10. Poucos problemas se têm levantado acerca da transcendência dos eide (cf. Timeu 51b-52d), mas o uso que Platão faz de methexis sugere também um grau de imanência (Fédon 103b-104a, Timeu 50c; e ver gênesis), e isto constitui o centro de muita da crítica no Parmênides (ver 130a-132b) e em extensos passos da Metafísica. Onde colocar, então, os eide? Aqui surge a analogia. Tal como os aistheta estão contidos numa certa espécie de unidade orgânica que é o kosmos, assim também os eide existem em algum «lugar inteligível» (topos noetos, Republica 508c, 517b; a expressão kosmos noetos, não aparece antes do platonismo tardio) localizado «para além dos céus» (Fedro 247c). A imagem torna-se mais penetrante no Timeu 30c-d onde os eide estão organizados dentro do «ser vivo inteligível» (zoõn noeton). Ver também ekei.

11. À primeira vista parece haver um eidos platônico para cada classe de coisas. Assim há eide éticos (Farm. 130b, Fedro 250d), eide matemáticos (Fédon 101b-c; ver arithmos eidetikos), eide de objetos naturais (Timeu 51b, Soph. 266b; confrontar Metafísica 1070a) e até mesmo de objetos triviais (Parm. 130c). O que é talvez mais surpreendente é encontrar eide para objetos artificiais (Republica 596a-597d, Soph. 256b. Ep. VII, 343d; comparar Metafísica 991b), relações (Fédon 74a-77a, Republica 479b, Parm. 133c), e negativos (Republica 476a, Teeteto 186a, Soph. 257c). Por trás de tudo isto pressupõe-se a methexis: uma vez que os sensíveis participam dos eide devem ser nomeados univocamente (homonymos) com eles (Parm. 133d, Soph. 234b; ver D. L. III, 13), e assim os modos de predicação podem ser tomados como critérios para a existência dos vários eide (Republica 596a). São, então, os eide apenas ideias ou conceitos? O problema é efetivamente levantado nos diálogos, apenas para ser negado (ver Parm. 132b-c, 134b).

12. Em vários pontos dos diálogos Platão parece conceder preeminência a um ou outro dos eide. Por isso tanto o Bem (Republica 504c-509c) como o Belo (Symp. 210a-212b) são postos em relevo, para não falar da hipótese evidente do Uno no Parmênides (137c-142; ver hen, hyperousia). Mas o problema da inter-relação ou, como Platão lhe chama, «combinação» ou «comunhão» (koinonia), e, implicitamente, da subordinação dos eide não é levantado formalmente antes do Sofista. Concorda-se, de novo na base da predicação, que alguns eide se misturarão com outros e outros não, e que a tarefa da dialética é discernir os vários grupos, particularmente através do método diacrítico conhecido por diairesis (Soph. 253b-e).

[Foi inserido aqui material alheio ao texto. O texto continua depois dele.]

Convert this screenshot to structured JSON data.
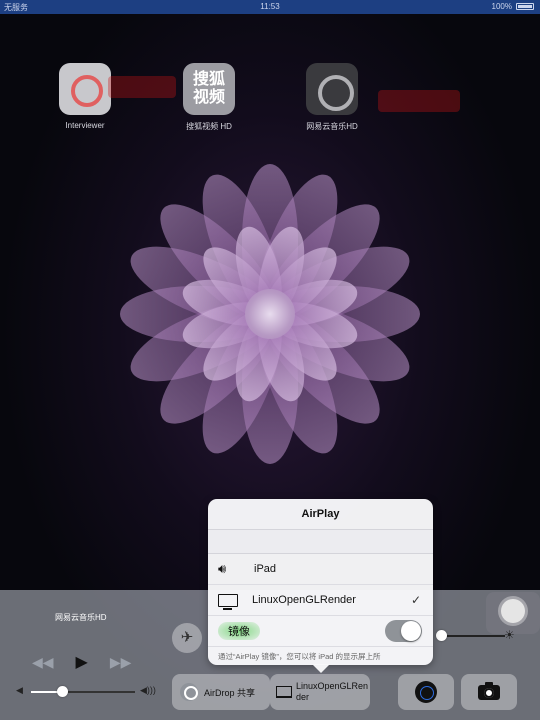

13. Platão escolhe, para ilustrar o processo, (ibid. 254b-255e) cinco eide — Existência (on), o Mesmo, o Diferente (heteron), Movimento (kinesis) e Repouso, os quais designa por (254d) «os gêneros maiores» (megista gene). Ambas as palavras nesta expressão estão abertas a diferentes interpretações. Uma leitura de megista como um verdadeiro superlativo, «o maior» e de gene. como «gêneros» ou «classes» leva à descoberta dos summa genera platônicos, o equivalente das kategoriai aristotélicas. A passagem foi assim lida por Plotino (ver Eneadas VI, 1-3) que fala dos gene do ser. Mas há uma grande dúvida quanto aos gene deverem ser lidos como genera no sentido aristotélico; é característico em Platão o uso frequentemente de genos como sinônimo de eidos e assim a expressão em causa pode não significar mais do que «alguns eide muito importantes». Para outros aspectos do eidos platônico, ver arithmos, mathematika, metaxu, monas, dyas.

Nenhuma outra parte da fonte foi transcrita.